Friday, April 6, 2012

Whatever your question, the cross is the answer.

Mk 15:22-24 (ESV) And they brought him to the place called Golgotha (which means Place of a Skull).  And they offered him wine mixed with myrrh, but he did not take it. And they crucified him and divided his garments among them, casting lots for them, to decide what each should take.

Lk 23:33 (ESV) And when they came to the place that is called The Skull, there they crucified him, and the criminals, one on his right and one on his left.

Mt 27:33 (ESV) And when they came to a place called Golgotha (which means Place of a Skull), they offered him wine to drink, mixed with gall, but when he tasted it, he would not drink it. And when they had crucified him, they divided his garments among them by casting lots.

Jn 19:16-18 (ESV) So he delivered him over to them to be crucified. So they took Jesus, and he went out, bearing his own cross, to the place called The Place of a Skull, which in Aramaic is called Golgotha. There they crucified him, and with him two others, one on either side, and Jesus between them.
When you or I hear that a new Friday the 13th movie is coming out, we don’t really need to know the plot to know what is going to happen.  There’s going to be a group of teenagers, the phone line is going to be cut (or nowadays they’d have no cell service), someone is going to act like a total and complete goober and separate themselves from the group (and end up getting killed), and one by one the members of the group are going to get picked off by this homicidal maniac.  The same could be said for a new reality TV show with a group of people playing potential suitors for some attractive person’s attention or a new romantic comedy starring Meg Ryan.  We don’t need all the details spelled out because in our heads we kinda know what to expect. 

That is one way to imagine the reaction to the very sparse description of what happened to Christ on the cross by the gospel writers.  They all report, in one fashion on another, that Christ was taken to Calvary and that “there they crucified Him”.  Those four words, to a reader in the 1st century AD, would have conjured up images so grotesque they’d make many people want to vomit.  I won’t bore you with a lengthy description of what went on since you could Google that.  I mean, we’ve all learned in Sunday School how the Romans had perfected crucifixion as the most cruel mean of execution by torture that the world has ever seen.  The gospel writers no more had to tell their audience what a crucifixion looked like than we would need someone to tell us what would happen in a new Friday the 13th film.  They could see it in their minds eye.  What they couldn’t know, and what we need to know, is that by the horrible, bloody death Christ suffered, He gave us the only thing in this world that could make everything in our lives finally, completely make sense. 

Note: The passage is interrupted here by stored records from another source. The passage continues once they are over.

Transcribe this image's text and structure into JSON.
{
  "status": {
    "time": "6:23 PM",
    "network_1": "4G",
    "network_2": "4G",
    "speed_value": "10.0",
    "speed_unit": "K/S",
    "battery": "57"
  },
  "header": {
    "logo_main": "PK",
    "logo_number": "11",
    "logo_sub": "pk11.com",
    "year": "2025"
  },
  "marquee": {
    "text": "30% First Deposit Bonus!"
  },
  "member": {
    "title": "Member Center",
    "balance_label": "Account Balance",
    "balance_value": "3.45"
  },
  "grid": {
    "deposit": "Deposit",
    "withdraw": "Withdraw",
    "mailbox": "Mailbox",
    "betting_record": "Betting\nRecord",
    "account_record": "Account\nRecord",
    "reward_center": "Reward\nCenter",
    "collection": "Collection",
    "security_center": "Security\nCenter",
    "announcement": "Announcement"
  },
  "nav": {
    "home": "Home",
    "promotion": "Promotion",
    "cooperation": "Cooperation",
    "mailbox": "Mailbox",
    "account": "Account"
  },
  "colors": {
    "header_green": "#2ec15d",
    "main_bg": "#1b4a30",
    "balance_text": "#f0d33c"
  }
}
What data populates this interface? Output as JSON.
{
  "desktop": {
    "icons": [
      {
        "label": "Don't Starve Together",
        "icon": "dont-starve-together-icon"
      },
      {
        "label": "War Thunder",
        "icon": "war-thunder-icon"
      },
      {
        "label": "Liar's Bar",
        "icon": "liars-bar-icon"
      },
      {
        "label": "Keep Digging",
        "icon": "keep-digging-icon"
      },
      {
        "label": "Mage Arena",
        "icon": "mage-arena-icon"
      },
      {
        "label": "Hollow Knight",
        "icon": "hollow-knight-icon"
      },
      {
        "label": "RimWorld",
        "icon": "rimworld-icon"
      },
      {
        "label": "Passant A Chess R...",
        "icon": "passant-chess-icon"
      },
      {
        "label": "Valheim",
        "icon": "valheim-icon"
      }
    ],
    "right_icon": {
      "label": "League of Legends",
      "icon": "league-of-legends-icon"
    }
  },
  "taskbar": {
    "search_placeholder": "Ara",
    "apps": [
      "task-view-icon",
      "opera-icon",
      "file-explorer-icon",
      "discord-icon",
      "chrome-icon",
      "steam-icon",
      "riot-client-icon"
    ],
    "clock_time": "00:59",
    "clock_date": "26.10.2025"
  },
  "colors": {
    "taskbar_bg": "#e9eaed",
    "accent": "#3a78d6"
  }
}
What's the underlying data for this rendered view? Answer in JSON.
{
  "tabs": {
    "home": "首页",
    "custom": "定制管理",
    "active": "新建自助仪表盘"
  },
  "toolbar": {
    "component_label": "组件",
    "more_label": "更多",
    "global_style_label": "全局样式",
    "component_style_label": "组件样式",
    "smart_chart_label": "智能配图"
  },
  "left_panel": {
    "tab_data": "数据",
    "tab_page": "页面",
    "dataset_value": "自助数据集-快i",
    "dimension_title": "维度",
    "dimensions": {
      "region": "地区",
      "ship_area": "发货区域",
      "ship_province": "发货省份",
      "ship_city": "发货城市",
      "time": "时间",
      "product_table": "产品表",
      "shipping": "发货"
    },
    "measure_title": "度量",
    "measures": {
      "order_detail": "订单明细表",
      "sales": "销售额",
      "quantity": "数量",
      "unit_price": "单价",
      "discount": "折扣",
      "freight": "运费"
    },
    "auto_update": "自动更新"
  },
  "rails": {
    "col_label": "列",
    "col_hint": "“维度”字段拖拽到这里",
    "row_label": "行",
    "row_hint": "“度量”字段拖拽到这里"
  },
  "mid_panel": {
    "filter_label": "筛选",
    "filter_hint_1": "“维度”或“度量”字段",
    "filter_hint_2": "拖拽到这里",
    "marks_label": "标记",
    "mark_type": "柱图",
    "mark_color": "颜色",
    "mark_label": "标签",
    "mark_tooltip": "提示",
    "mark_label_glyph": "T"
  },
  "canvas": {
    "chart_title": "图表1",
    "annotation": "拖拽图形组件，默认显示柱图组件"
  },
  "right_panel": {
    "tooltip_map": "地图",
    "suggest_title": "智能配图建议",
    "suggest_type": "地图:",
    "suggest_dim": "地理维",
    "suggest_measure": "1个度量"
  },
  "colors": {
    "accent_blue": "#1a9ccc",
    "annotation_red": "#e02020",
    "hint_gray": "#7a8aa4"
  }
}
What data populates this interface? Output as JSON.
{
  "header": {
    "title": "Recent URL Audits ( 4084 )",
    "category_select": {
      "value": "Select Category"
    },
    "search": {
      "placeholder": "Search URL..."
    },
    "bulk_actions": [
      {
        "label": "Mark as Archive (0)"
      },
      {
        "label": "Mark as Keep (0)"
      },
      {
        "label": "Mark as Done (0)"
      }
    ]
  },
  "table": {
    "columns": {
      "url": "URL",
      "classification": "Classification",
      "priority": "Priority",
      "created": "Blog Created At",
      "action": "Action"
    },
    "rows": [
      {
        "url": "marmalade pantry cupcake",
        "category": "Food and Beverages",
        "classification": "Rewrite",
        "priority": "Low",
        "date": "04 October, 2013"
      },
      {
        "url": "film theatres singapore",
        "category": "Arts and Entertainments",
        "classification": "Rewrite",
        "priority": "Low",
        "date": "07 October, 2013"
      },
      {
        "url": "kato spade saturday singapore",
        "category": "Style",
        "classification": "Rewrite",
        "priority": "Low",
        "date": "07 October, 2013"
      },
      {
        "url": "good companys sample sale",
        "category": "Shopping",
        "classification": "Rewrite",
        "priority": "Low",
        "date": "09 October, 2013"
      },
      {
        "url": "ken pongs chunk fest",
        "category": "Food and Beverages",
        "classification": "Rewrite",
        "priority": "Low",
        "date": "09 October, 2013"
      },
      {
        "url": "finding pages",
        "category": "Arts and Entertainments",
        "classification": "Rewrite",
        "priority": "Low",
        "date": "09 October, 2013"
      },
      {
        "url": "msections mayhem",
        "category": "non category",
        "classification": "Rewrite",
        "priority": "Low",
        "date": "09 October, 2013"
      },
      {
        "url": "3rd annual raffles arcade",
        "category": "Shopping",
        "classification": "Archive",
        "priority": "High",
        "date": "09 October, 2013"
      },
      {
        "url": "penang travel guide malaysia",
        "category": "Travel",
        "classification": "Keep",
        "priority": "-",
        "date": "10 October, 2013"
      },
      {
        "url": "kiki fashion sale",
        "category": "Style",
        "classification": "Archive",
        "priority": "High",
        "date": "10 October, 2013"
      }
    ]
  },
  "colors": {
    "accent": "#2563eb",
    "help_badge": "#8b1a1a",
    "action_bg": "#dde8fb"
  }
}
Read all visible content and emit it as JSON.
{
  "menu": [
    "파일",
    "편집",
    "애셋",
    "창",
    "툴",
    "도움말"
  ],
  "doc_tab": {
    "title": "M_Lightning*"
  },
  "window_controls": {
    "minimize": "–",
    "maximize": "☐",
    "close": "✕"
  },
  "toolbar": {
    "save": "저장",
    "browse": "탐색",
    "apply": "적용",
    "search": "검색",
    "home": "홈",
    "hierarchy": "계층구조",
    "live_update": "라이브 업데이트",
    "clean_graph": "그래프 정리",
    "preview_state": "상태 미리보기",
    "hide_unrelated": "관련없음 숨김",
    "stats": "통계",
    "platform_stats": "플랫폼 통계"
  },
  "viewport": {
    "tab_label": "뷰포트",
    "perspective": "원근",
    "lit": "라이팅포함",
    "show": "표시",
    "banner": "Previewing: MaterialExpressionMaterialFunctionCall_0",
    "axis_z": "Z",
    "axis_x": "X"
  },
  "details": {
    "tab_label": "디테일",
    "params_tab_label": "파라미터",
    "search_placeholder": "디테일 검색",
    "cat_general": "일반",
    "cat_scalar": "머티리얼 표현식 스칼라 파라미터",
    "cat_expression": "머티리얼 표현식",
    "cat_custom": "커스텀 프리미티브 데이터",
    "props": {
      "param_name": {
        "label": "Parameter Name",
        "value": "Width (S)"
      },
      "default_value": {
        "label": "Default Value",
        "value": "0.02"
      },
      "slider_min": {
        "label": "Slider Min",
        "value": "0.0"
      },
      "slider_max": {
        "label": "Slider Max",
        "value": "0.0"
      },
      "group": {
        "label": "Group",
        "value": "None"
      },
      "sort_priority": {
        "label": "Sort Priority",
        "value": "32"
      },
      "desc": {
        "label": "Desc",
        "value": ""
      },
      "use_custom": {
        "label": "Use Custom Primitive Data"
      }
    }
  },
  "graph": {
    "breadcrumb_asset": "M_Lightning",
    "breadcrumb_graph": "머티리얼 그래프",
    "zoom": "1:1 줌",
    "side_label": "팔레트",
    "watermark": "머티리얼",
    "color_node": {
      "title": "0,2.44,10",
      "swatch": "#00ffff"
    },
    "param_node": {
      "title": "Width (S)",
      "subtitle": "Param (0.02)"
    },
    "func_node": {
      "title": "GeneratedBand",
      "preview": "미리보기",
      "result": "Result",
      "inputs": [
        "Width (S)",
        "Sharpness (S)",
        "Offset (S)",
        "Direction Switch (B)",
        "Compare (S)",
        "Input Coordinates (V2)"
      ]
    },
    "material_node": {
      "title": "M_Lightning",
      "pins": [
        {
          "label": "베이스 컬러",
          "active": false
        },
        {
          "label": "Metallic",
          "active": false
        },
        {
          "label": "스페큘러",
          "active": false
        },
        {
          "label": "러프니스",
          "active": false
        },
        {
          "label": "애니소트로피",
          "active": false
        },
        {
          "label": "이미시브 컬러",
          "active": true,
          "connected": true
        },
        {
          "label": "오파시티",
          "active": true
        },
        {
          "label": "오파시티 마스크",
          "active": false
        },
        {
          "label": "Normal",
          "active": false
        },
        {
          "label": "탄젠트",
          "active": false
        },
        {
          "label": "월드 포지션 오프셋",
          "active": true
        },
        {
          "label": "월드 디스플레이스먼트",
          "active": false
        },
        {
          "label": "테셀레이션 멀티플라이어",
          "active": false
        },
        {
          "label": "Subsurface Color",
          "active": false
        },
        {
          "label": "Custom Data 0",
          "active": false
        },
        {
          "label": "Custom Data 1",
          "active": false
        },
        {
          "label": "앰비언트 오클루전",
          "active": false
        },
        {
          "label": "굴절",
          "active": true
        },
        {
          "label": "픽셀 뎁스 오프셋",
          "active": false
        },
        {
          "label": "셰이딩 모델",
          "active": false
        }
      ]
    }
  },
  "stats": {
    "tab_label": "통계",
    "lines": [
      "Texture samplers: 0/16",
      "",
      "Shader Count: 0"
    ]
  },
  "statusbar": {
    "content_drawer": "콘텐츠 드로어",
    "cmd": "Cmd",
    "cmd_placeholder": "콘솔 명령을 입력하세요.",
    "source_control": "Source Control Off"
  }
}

She had caught him.  He thought he’d covered his tracks well enough, but somehow she had found out that her husband had been cheating on her with an online mistress.  His heart raced—his mind was a blur.  If he’d ever needed an excuse, it was now and it needed to be good.  This could be the last straw with all the job problems he'd had lately.  As his wife cried and wailed, a mixture of anger and sadness, he tried to assure her that it was she who had pursued him—she had made the indecent proposal.  He never meant to hurt her.  He loved her and their son.  And it was in that moment, as he tried his best to spin the situation and do as much damage control as he could, that he realized what he had done.  He hadn’t sinned against his wife, or his mistress.  He’d sinned against God and nothing he could say or do would change that.  He felt the weight of his sin and as his wife sobbed his heart broke, not just for how he had wronged her, but for how he’d wronged God.  He began to weep, and it was then that in his mind, he could see Christ hanging on that cross and that his awful sin against these women, and against God, was paid for as Christ bled and died on that cross.  He saw his sin and what his sin cost.  He saw in the cross his only hope for peace with God—the only peace that matters. 

Her father was respected in the community.  Everyone loved him.  He was a deacon, chief of the volunteer firefighters, and he still held the record for most touchdowns in a single season at the local high school.  He’d also molested his from the time she was 7 years old.  Every day, in her heart, she carried the anger, the hurt, and more than anything in her life, she wanted to see him suffer.  She wanted to see him punished.  As she read in her Bible one day, she came across the passage in Isaiah 52 which said

Isa 53:4-5 (ESV) Surely he has borne our griefs and carried our sorrows; yet we esteemed him stricken, smitten by God, and afflicted. But he was wounded for our transgressions; he was crushed for our iniquities; upon him was the chastisement that brought us peace, and with his stripes we are healed.

And she realized that her father had been punished—that the awful abuse she had suffered for all those years had, in fact, been avenged.  God poured His vengeance, His wrath, out on Christ on the cross.  As this realization flooded her mind, tears streamed down her face.  God hadn’t turned His face away while her father humiliated and tormented her.  He turned His face away when He punished His Son for that sin. 

Every problem in our life makes sense only when we look at it through the lens of the cross.  God became the just and the justifier of all of us who would repent of our sins and trust Christ when He poured out His wrath on His innocent Son for our sins.  When we look for justice, we look to the cross.  When we look for redemption, we look to the cross.  The cross is our only hope.  Whatever your question, the cross is the answer.